Actualisé 24.11.2009 à 16:52

Supporters violents«Le dialogue, c'est la seule mesure efficace»

Après les violents incidents qui ont éclaté lors du match de Coupe entre Zurich et Bâle vendredi dernier, le FCZ a décidé de ne plus vendre de billets à ses fans pour les matches à l'extérieur. Sion et Neuchâtel sont sceptiques.

de
Catherine Muller

Dans un communiqué publié lundi, le FC Zurich condamne avec force les violences commises à l'intérieur et à l'extérieur du Parc St-Jacques, lors du 8e de finale de la Coupe de Suisse entre Bâle et Zurich vendredi dernier (ndlr: victoire de Bâle 4-2). «Jusqu'à nouvel avis», le FCZ ne vendra plus aucun billet à ses supporters pour les matches à l'extérieur. C'est la première fois en Suisse qu'un club prend une telle mesure. D'autre part, pour les matches à domicile classés «à hauts risques», les secteurs réservés aux supporters adverses resteront fermés.

«Un climat de confiance, mais aussi de respect»

Interrogé sur cette sanction, le responsable de la sécurité du FC Sion Patrick Schaller se veut mitigé. Sans porter de jugement, il est d'avis «qu'à long terme, ce n'est pas une bonne solution». «Et puis, ça ne fait que déplacer le problème. Même sans billets, les fans se rendront quand même à Berne ou à St-Gall, et ils privilégieront alors des zones comme le centre-ville».
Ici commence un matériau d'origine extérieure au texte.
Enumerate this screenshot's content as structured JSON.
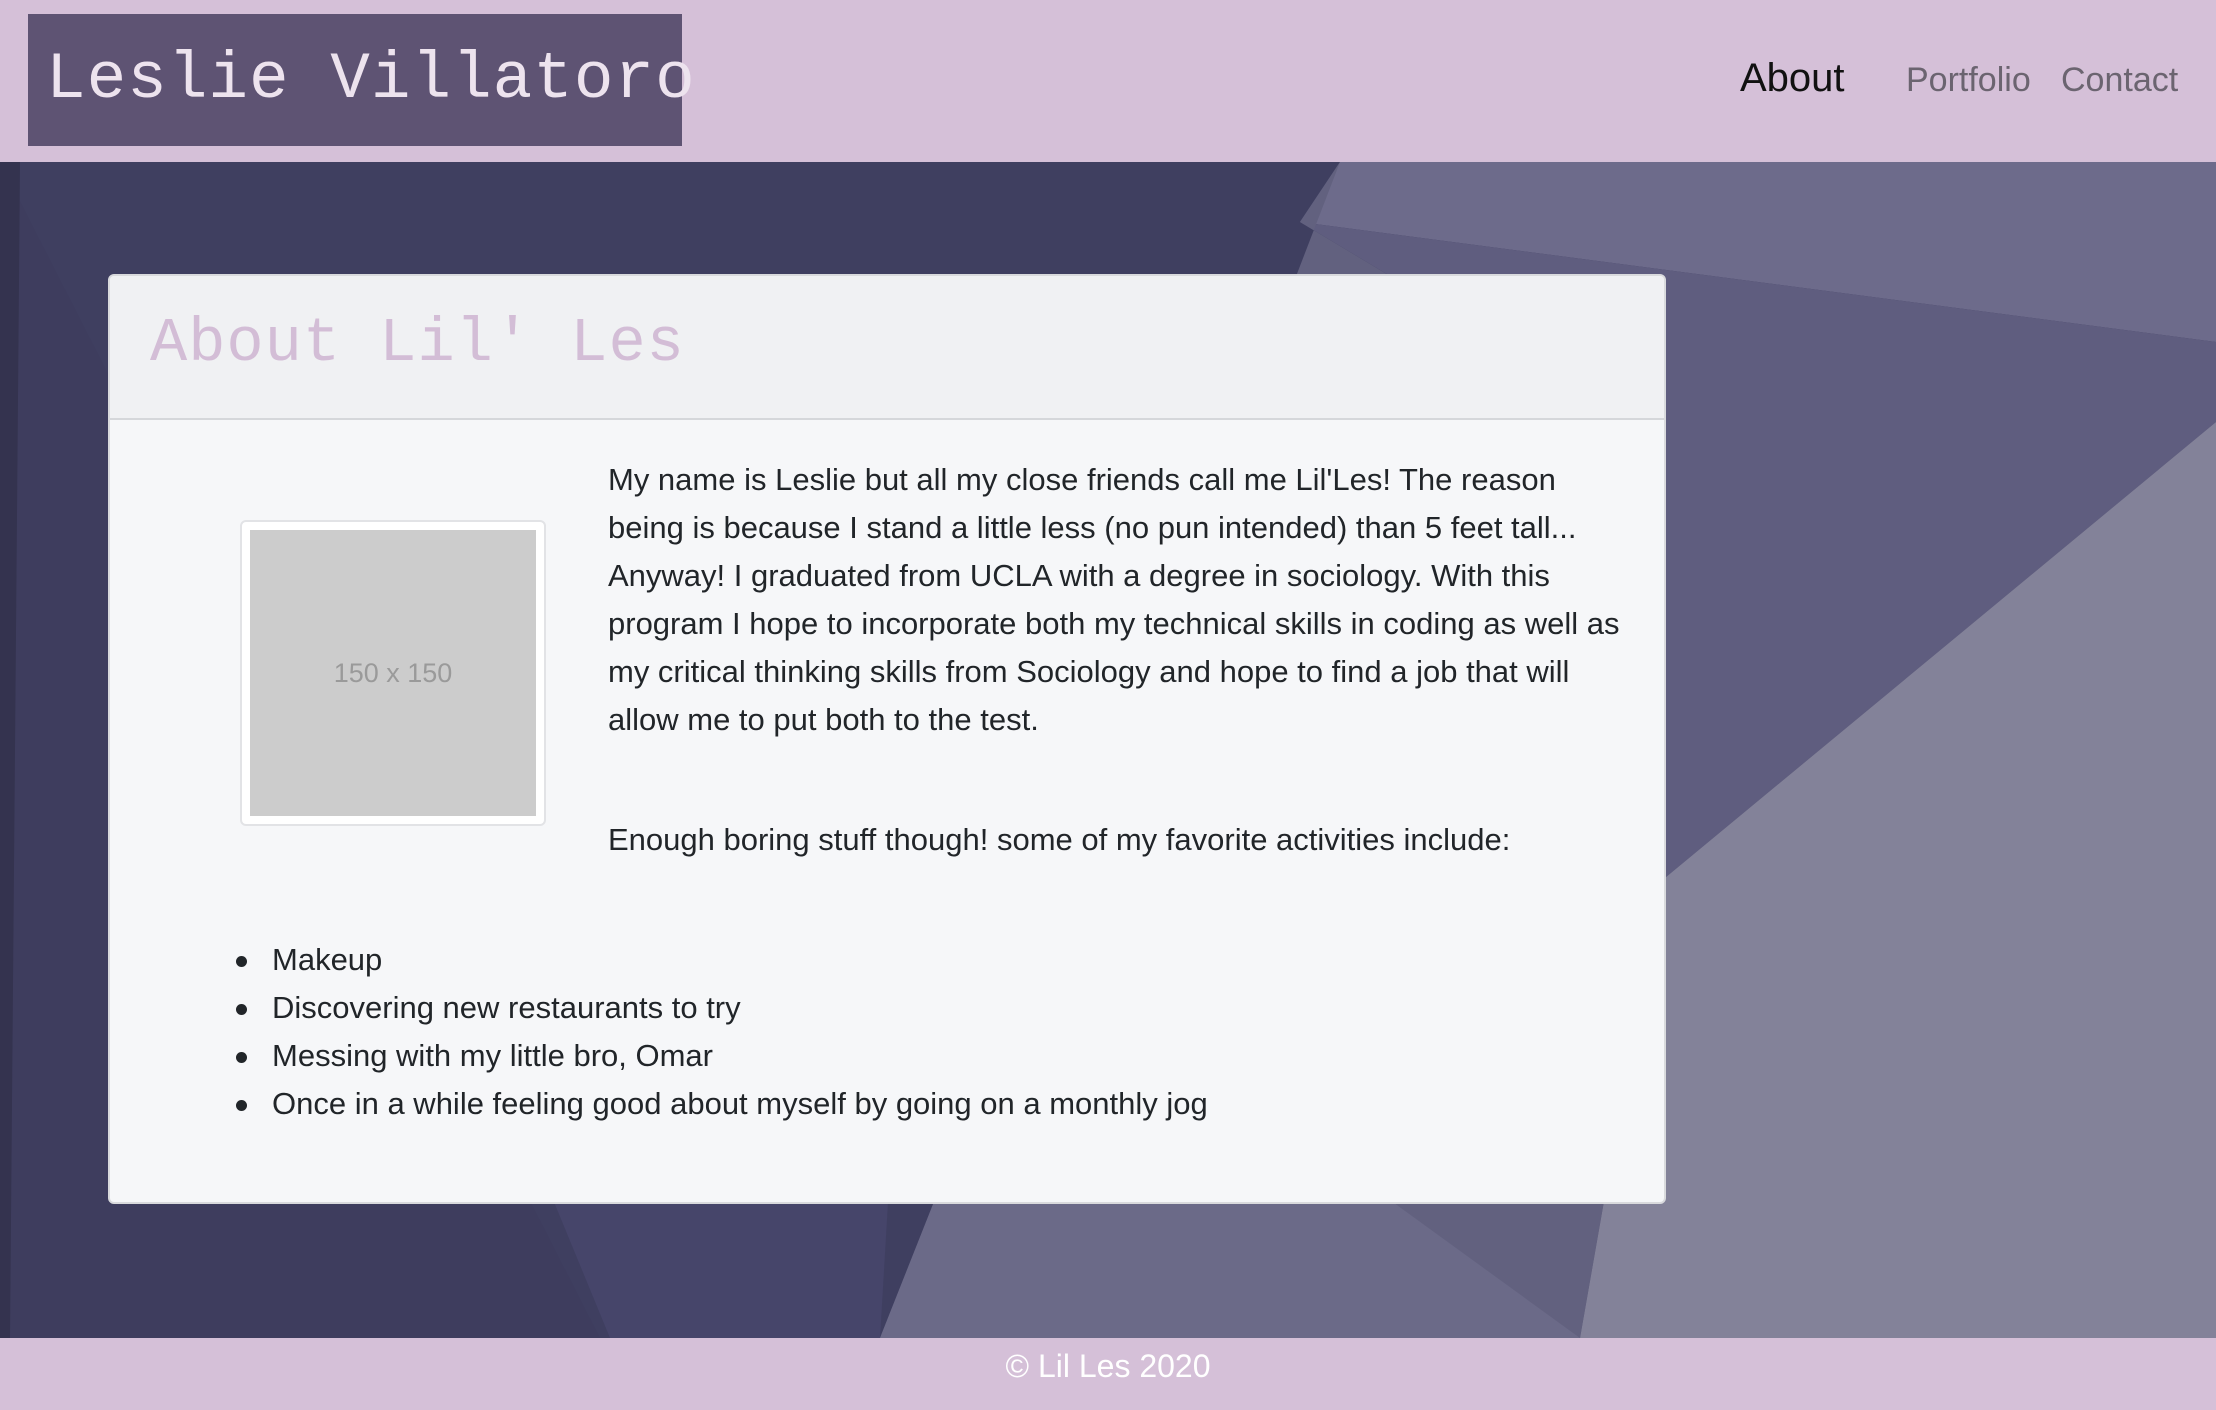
{
  "header": {
    "brand": "Leslie Villatoro",
    "nav": {
      "about": "About",
      "portfolio": "Portfolio",
      "contact": "Contact"
    }
  },
  "about": {
    "title": "About Lil' Les",
    "image_placeholder": "150 x 150",
    "bio": "My name is Leslie but all my close friends call me Lil'Les! The reason being is because I stand a little less (no pun intended) than 5 feet tall... Anyway! I graduated from UCLA with a degree in sociology. With this program I hope to incorporate both my technical skills in coding as well as my critical thinking skills from Sociology and hope to find a job that will allow me to put both to the test.",
    "activities_intro": "Enough boring stuff though! some of my favorite activities include:",
    "activities": [
      "Makeup",
      "Discovering new restaurants to try",
      "Messing with my little bro, Omar",
      "Once in a while feeling good about myself by going on a monthly jog"
    ]
  },
  "footer": {
    "copyright": "© Lil Les 2020"
  },
  "colors": {
    "header_bg": "#d5c0d8",
    "brand_bg": "#5e5373",
    "title_color": "#d3bdd6",
    "background_dark": "#3f3e5f",
    "background_light": "#8887a5"
  }
}
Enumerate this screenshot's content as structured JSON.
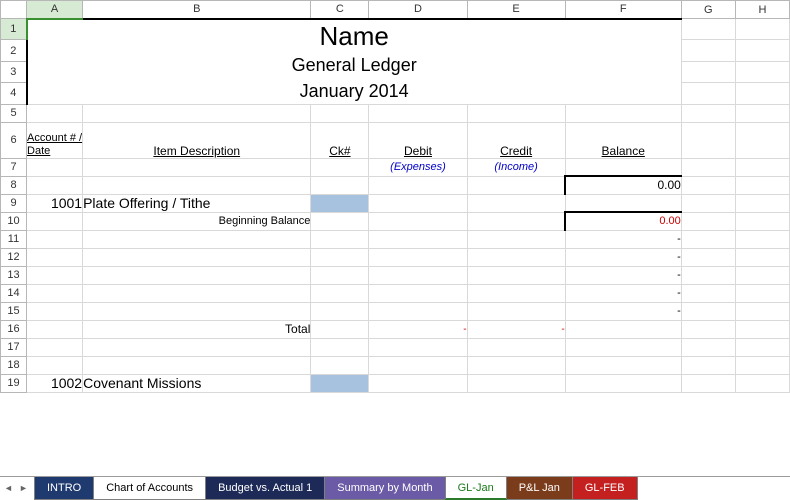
{
  "columns": [
    "A",
    "B",
    "C",
    "D",
    "E",
    "F",
    "G",
    "H"
  ],
  "title": {
    "line1": "Name",
    "line2": "General Ledger",
    "line3": "January 2014"
  },
  "headers": {
    "acct": "Account # / Date",
    "desc": "Item Description",
    "ck": "Ck#",
    "debit": "Debit",
    "credit": "Credit",
    "balance": "Balance"
  },
  "subheaders": {
    "debit": "(Expenses)",
    "credit": "(Income)"
  },
  "balance_start": "0.00",
  "section1": {
    "num": "1001",
    "title": "Plate Offering / Tithe",
    "beginning_label": "Beginning Balance",
    "beginning_value": "0.00",
    "rows": [
      {
        "f": "-"
      },
      {
        "f": "-"
      },
      {
        "f": "-"
      },
      {
        "f": "-"
      },
      {
        "f": "-"
      }
    ],
    "total_label": "Total",
    "total_d": "-",
    "total_e": "-"
  },
  "section2": {
    "num": "1002",
    "title": "Covenant Missions"
  },
  "tabs": [
    {
      "label": "INTRO",
      "cls": "c-blue"
    },
    {
      "label": "Chart of Accounts",
      "cls": "c-white"
    },
    {
      "label": "Budget vs. Actual 1",
      "cls": "c-navy"
    },
    {
      "label": "Summary by Month",
      "cls": "c-purple"
    },
    {
      "label": "GL-Jan",
      "cls": "c-green active"
    },
    {
      "label": "P&L Jan",
      "cls": "c-brown"
    },
    {
      "label": "GL-FEB",
      "cls": "c-red"
    }
  ]
}
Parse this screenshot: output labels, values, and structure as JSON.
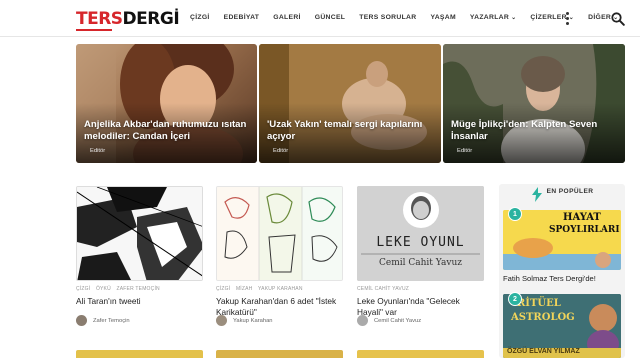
{
  "logo": {
    "part1": "TERS",
    "part2": "DERGİ"
  },
  "nav": {
    "items": [
      {
        "label": "ÇİZGİ",
        "has_dropdown": false
      },
      {
        "label": "EDEBİYAT",
        "has_dropdown": false
      },
      {
        "label": "GALERİ",
        "has_dropdown": false
      },
      {
        "label": "GÜNCEL",
        "has_dropdown": false
      },
      {
        "label": "TERS SORULAR",
        "has_dropdown": false
      },
      {
        "label": "YAŞAM",
        "has_dropdown": false
      },
      {
        "label": "YAZARLAR",
        "has_dropdown": true
      },
      {
        "label": "ÇİZERLER",
        "has_dropdown": true
      },
      {
        "label": "DİĞER",
        "has_dropdown": true
      }
    ]
  },
  "hero": [
    {
      "title": "Anjelika Akbar'dan ruhumuzu ısıtan melodiler: Candan İçeri",
      "author": "Editör"
    },
    {
      "title": "'Uzak Yakın' temalı sergi kapılarını açıyor",
      "author": "Editör"
    },
    {
      "title": "Müge İplikçi'den: Kalpten Seven İnsanlar",
      "author": "Editör"
    }
  ],
  "cards": [
    {
      "meta": [
        "ÇİZGİ",
        "ÖYKÜ",
        "ZAFER TEMOÇİN"
      ],
      "title": "Ali Taran'ın tweeti",
      "author": "Zafer Temoçin"
    },
    {
      "meta": [
        "ÇİZGİ",
        "MİZAH",
        "YAKUP KARAHAN"
      ],
      "title": "Yakup Karahan'dan 6 adet \"İstek Karikatürü\"",
      "author": "Yakup Karahan"
    },
    {
      "meta": [
        "CEMİL CAHİT YAVUZ"
      ],
      "title": "Leke Oyunları'nda \"Gelecek Hayali\" var",
      "author": "Cemil Cahit Yavuz",
      "image_text_1": "LEKE OYUNL",
      "image_text_2": "Cemil Cahit Yavuz"
    }
  ],
  "sidebar": {
    "heading": "EN POPÜLER",
    "items": [
      {
        "rank": "1",
        "title": "Fatih Solmaz Ters Dergi'de!",
        "image_text_1": "HAYAT",
        "image_text_2": "SPOYLIRLARI"
      },
      {
        "rank": "2",
        "title": "",
        "image_text_1": "RİTÜEL",
        "image_text_2": "ASTROLOG",
        "image_text_3": "ÖZGÜ ELVAN YILMAZ"
      }
    ]
  },
  "colors": {
    "brand_red": "#d6262b",
    "accent_teal": "#2bb3a0"
  }
}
A Sion, depuis maintenant plusieurs saisons, c'est d'abord le dialogue avec les supporters qui est prôné. «C'est la seule mesure qui nous semble vraiment efficace», poursuit Patrick Schaller. Le choix des personnes en charge de l'encadrement des supporters est également primordial, selon le responsable de la sécurité. «Il est important qu'ils proviennent du sérail, voire qu'ils aient eux-mêmes un passé de supporters. Cela permet d'instaurer un climat de respect, mais aussi de confiance». «A Zurich ou à Bâle, poursuit Patrick Schaller, les fans sont encadrés par des agents de sécurité. Ces derniers ont déjà été victimes d'attaques».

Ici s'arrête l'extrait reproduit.